Bearcat Survived Standoff; Police Cars Did Not

Doylestown officials are waiting for insurance decisions on bullet-ridden vehicles and re-certification for an armored vehicle.

Three police vehicles are being evaluated for roadworthiness in the aftermath of Sunday's armed standoff in Doylestown Township.

Richard Klementovich, an off-duty Clifton, N.J., police officer, is being held in the Bucks County Prison and faces dozens of charges in connection with the Father's Day shooting.

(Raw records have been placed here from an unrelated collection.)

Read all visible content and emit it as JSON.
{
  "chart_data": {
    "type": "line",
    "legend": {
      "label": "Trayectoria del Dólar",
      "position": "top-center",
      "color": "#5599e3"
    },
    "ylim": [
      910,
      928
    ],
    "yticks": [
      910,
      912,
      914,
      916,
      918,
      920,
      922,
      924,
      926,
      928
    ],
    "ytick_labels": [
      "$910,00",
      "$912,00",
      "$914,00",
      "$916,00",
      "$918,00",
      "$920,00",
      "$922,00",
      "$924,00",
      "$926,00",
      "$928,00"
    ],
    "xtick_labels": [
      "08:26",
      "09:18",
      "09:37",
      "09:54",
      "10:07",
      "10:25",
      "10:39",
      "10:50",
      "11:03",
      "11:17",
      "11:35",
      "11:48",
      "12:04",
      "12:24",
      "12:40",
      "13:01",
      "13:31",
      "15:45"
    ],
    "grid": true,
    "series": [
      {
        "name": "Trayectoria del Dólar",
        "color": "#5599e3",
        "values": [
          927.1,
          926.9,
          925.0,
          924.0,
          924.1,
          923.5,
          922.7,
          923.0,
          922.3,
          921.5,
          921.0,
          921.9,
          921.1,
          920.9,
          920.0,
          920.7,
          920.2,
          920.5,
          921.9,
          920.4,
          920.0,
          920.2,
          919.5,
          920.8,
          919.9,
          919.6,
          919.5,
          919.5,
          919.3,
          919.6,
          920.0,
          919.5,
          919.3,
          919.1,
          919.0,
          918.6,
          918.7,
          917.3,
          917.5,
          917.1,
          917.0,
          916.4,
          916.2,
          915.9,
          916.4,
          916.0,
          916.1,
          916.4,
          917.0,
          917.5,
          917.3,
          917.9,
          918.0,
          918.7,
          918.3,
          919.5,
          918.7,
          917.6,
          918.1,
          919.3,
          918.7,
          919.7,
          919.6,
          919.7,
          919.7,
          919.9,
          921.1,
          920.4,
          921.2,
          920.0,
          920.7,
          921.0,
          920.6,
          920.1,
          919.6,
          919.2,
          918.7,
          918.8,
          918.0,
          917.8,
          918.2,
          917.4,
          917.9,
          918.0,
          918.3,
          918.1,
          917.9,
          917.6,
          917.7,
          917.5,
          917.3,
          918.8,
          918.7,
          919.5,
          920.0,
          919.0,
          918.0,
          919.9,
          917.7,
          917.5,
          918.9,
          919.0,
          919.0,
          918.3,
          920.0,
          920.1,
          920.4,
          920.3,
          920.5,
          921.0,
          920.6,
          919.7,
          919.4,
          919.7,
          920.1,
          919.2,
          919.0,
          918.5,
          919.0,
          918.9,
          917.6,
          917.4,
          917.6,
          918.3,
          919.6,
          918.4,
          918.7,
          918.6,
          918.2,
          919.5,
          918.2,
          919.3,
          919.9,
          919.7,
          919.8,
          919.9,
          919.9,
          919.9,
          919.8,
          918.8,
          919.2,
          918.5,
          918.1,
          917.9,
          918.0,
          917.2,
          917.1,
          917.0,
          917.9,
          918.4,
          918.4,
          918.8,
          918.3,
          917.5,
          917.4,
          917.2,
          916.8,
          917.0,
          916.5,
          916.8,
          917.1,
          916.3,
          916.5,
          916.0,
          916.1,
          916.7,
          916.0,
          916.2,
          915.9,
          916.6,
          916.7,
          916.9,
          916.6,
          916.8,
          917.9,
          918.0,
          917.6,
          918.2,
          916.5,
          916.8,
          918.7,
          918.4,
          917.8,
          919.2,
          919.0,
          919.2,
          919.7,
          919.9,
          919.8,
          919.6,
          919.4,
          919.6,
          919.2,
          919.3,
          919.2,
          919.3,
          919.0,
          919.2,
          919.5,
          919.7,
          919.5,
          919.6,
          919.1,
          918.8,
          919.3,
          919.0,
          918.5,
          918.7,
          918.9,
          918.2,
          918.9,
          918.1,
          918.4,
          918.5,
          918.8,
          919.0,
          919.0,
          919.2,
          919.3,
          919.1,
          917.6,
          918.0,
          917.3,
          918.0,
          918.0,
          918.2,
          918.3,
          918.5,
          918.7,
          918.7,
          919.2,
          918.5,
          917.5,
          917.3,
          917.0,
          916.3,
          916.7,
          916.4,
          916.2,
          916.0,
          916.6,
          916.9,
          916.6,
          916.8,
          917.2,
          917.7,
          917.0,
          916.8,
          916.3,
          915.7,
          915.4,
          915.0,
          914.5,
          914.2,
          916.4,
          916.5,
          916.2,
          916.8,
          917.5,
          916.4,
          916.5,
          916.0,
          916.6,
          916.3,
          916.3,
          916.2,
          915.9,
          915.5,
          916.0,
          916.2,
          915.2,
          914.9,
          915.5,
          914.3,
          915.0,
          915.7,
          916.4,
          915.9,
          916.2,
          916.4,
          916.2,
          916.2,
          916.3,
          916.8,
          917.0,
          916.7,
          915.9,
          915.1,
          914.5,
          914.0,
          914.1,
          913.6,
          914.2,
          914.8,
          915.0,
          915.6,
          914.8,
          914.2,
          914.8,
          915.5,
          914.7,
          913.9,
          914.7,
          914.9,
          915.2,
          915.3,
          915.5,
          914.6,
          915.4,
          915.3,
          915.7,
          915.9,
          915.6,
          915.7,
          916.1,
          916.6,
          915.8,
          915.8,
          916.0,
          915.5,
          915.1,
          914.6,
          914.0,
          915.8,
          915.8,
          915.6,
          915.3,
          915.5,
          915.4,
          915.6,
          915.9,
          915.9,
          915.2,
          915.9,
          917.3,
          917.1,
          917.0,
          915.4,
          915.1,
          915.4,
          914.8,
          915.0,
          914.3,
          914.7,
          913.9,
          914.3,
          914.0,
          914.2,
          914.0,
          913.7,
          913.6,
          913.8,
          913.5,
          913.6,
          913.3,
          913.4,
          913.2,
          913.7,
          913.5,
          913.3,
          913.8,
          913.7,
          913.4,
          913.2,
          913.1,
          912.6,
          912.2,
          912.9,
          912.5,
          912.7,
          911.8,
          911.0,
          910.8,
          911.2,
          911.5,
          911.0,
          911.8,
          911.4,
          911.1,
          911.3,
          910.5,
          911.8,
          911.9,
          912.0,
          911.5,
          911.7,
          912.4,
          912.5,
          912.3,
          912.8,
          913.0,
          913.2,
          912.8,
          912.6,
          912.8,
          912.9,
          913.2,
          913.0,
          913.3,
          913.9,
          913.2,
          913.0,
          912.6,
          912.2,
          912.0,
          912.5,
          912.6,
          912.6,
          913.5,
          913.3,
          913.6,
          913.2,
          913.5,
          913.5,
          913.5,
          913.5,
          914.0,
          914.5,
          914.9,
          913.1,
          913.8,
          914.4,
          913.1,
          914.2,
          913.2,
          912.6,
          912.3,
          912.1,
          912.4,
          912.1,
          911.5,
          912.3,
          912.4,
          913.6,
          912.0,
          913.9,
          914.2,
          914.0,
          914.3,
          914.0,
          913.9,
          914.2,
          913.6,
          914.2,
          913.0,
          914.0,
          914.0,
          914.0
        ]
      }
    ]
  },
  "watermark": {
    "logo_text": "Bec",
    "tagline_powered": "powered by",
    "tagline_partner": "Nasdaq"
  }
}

Doylestown Borough's police SUV was struck during the 10-hour standoff at 25 Bittersweet Drive. Doylestown Township's police cruiser was riddled with about 50 shots, which blew out windows, punched into seats, and turned the doors into swiss cheese.

Both departments still are waiting for final determination from their insurance companies, but it doesn't look like either car will be back on the road.

The damage to the borough's SUV looks minor from the outside, but the vehicle sustained significant damage, Borough Police Chief Jim Donnelly said Thursday.

"It was shot through the engine block and the computer," Donnelly said of the vehicle that carried two of his officers to scene Sunday, where they were shot upon. "It’s probably going to be totaled."

One of those officers, Cpl. William Doucette, was injured when a bullet struck a street curb and kicked up debris which struck him in the face. Earlier this week, Lt. Pat Penecale said Doucette was recovering well and was expected back at work within a few days.

Doylestown Township's police car took heavy fire and also is expected to be totaled.

On Thursday, Township Police Lt. Matt O'Connor said they were awaiting word from their insurers.

"The insurance company will make the final determination," O'Connor said.

"I imagine it will be totalled," township supervisors' chairman Barbara Lyons said. "I can't imagine that it wouldn't be."

The third police vehicle damaged in the shooting was the Bearcat, an armored vehicle that belongs to the Central Bucks Emergency Response Team, more commonly known as SWAT.

A tire and the camera on the vehicle were shot out on Sunday, but the vehicle likely can be repaired and put back in service, Donnelly said. The Bearcat will be towed up to Massachusetts so its maker can put it through some tests, he said.

"The Bearcat has to go to Massachusetts to get re-certified, so they can say that it’s viable," Donnelly said, adding "That'll probably take about two days."